Zimowy transfer Santiago Giméneza, który w poniedziałek po południu został oficjalnie ogłoszony, dla wielu kibiców wydawał się niezrozumiały. Decyzja Feyenoordu o sprzedaży napastnika do AC Milan budzi mieszane uczucia, co otwarcie przyznał dyrektor klubu, Dennis te Kloese. W rozmowie opublikowanej na oficjalnej stronie klubu wyjaśnił kulisy tego ruchu.
– W kluczowej fazie sezonu nikt nie chce tracić tak ważnych zawodników – przyznał Te Kloese. – Dlatego robiliśmy wszystko, by jak najdłużej zatrzymać Santiego.
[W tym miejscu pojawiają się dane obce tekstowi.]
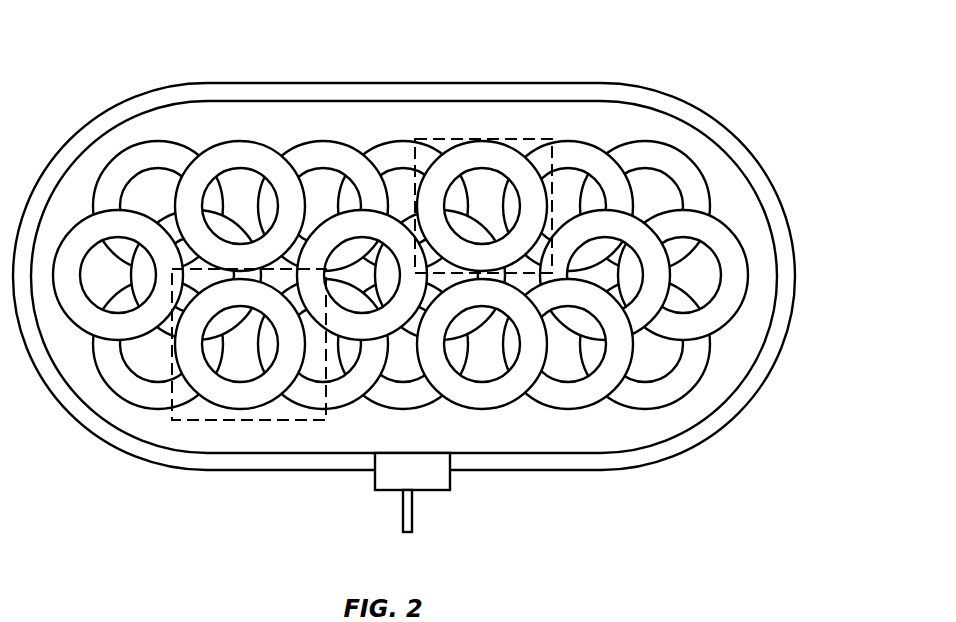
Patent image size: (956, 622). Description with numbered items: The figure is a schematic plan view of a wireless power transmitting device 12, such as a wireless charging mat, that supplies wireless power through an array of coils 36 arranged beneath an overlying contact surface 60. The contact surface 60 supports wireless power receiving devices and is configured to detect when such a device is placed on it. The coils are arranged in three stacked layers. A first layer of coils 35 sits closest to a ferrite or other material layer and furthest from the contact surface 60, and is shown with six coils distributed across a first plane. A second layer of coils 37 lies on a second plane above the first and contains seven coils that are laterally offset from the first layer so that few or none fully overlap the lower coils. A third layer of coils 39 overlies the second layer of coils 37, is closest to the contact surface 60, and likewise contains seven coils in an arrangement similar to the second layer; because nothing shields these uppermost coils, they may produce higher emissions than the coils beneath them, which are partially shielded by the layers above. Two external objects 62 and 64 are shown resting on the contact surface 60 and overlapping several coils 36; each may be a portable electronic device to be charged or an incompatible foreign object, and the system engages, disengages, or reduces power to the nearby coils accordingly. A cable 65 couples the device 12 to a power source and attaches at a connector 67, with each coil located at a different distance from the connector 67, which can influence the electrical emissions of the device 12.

The wireless power transmitting device 12 is at (404, 278).
The first layer of coils 35 is at (397, 141).
The array of coils 36 is at (547, 393).
The second layer of coils 37 is at (318, 141).
The third layer of coils 39 is at (243, 141).
The contact surface 60 is at (588, 471).
The external object 62 is at (276, 424).
The external object 64 is at (519, 139).
The cable 65 is at (414, 520).
The connector 67 is at (420, 454).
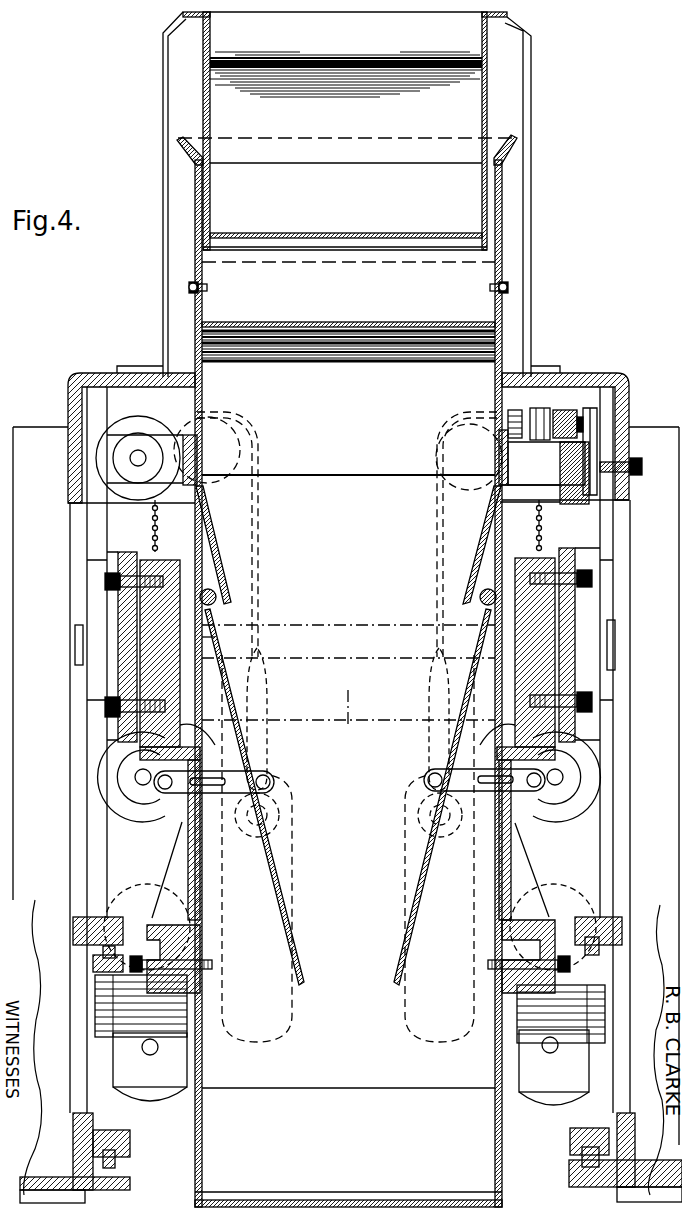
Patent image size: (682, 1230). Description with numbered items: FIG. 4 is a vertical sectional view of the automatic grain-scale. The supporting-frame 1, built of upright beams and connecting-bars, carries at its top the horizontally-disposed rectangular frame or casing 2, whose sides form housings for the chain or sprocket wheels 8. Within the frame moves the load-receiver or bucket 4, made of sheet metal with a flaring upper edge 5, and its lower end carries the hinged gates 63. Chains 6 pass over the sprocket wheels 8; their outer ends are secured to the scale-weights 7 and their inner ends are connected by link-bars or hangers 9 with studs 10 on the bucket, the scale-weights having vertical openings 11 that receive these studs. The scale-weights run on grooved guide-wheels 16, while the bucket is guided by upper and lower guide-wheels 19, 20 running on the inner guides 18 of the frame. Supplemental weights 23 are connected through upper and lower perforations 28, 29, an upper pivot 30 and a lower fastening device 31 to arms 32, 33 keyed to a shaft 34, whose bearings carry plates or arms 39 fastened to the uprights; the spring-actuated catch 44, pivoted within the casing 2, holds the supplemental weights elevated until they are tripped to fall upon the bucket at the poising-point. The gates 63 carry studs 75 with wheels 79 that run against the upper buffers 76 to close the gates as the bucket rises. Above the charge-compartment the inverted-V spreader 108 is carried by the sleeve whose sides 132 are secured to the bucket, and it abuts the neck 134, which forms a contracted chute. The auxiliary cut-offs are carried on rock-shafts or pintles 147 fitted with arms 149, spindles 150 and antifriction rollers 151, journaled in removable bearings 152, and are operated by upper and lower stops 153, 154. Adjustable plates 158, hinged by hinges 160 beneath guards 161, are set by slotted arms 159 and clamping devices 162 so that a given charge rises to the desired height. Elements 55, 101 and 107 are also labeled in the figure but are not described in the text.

The supporting-frame 1 is at (598, 742).
The rectangular frame or casing 2 is at (88, 375).
The load-receiver or bucket 4 is at (193, 251).
The flaring upper edge 5 is at (178, 150).
The chains 6 is at (540, 528).
The scale-weights 7 is at (348, 675).
The chain or sprocket wheels 8 is at (250, 445).
The link-bars or hangers 9 is at (432, 702).
The projections or studs 10 is at (418, 812).
The vertical openings 11 is at (405, 840).
The grooved guide-wheels 16 is at (555, 1100).
The inner guides 18 is at (614, 700).
The upper guide-wheels 19 is at (143, 425).
The lower guide-wheels 20 is at (565, 512).
The supplemental weights 23 is at (572, 556).
The upper perforations 28 is at (515, 572).
The lower perforations 29 is at (347, 722).
The upper pivot 30 is at (592, 578).
The lower fastening device 31 is at (592, 705).
The arm 32 is at (118, 556).
The arm 33 is at (578, 548).
The shaft 34 is at (215, 637).
The plates or arms 39 is at (615, 628).
The spring-actuated catch 44 is at (570, 1142).
The cam disc 55 is at (510, 757).
The hinged gates 63 is at (347, 1045).
The projecting studs 75 is at (545, 1045).
The upper buffers or stops 76 is at (560, 907).
The wheels 79 is at (582, 1045).
The bottom plate 101 is at (395, 232).
The drum wall 107 is at (205, 97).
The spreader 108 is at (358, 324).
The sides 132 is at (490, 295).
The neck 134 is at (346, 408).
The rock-shafts or pintles 147 is at (496, 435).
The arms 149 is at (548, 400).
The pivots or spindles 150 is at (597, 412).
The antifriction wheels or rollers 151 is at (565, 410).
The bearings 152 is at (508, 410).
The upper stops 153 is at (583, 420).
The lower stops 154 is at (590, 500).
The adjustable plates 158 is at (395, 915).
The slotted arms 159 is at (468, 800).
The hinges 160 is at (480, 600).
The guards 161 is at (480, 540).
The clamping devices 162 is at (545, 792).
Ale w pewnym momencie dochodzisz do sytuacji – a raczej kwoty – przy której dalsza odmowa po prostu przestaje być rozsądna z punktu widzenia klubu.
Odejście kluczowego napastnika to dodatkowe wyzwanie dla trenera Briana Priske, który wciąż walczy o realizację celów na obecny sezon.
– Oczywiście, że Brian Priske wolałby zatrzymać Santiego, to logiczne – kontynuował Te Kloese. – Ale mamy szeroką i silną kadrę, w której nie brakuje reprezentantów. Dodatkowo kilku piłkarzy wraca do gry po kontuzjach. Mimo ograniczonego czasu analizujemy dostępne opcje, by wzmocnić skład w ostatnich dniach okna transferowego.
Feyenoord zarobi na sprzedaży Giméneza 32 miliony euro, a kwota ta może wzrosnąć do 35 milionów dzięki dodatkowym bonusom. Klub zagwarantował sobie także 10% z przyszłego transferu zawodnika.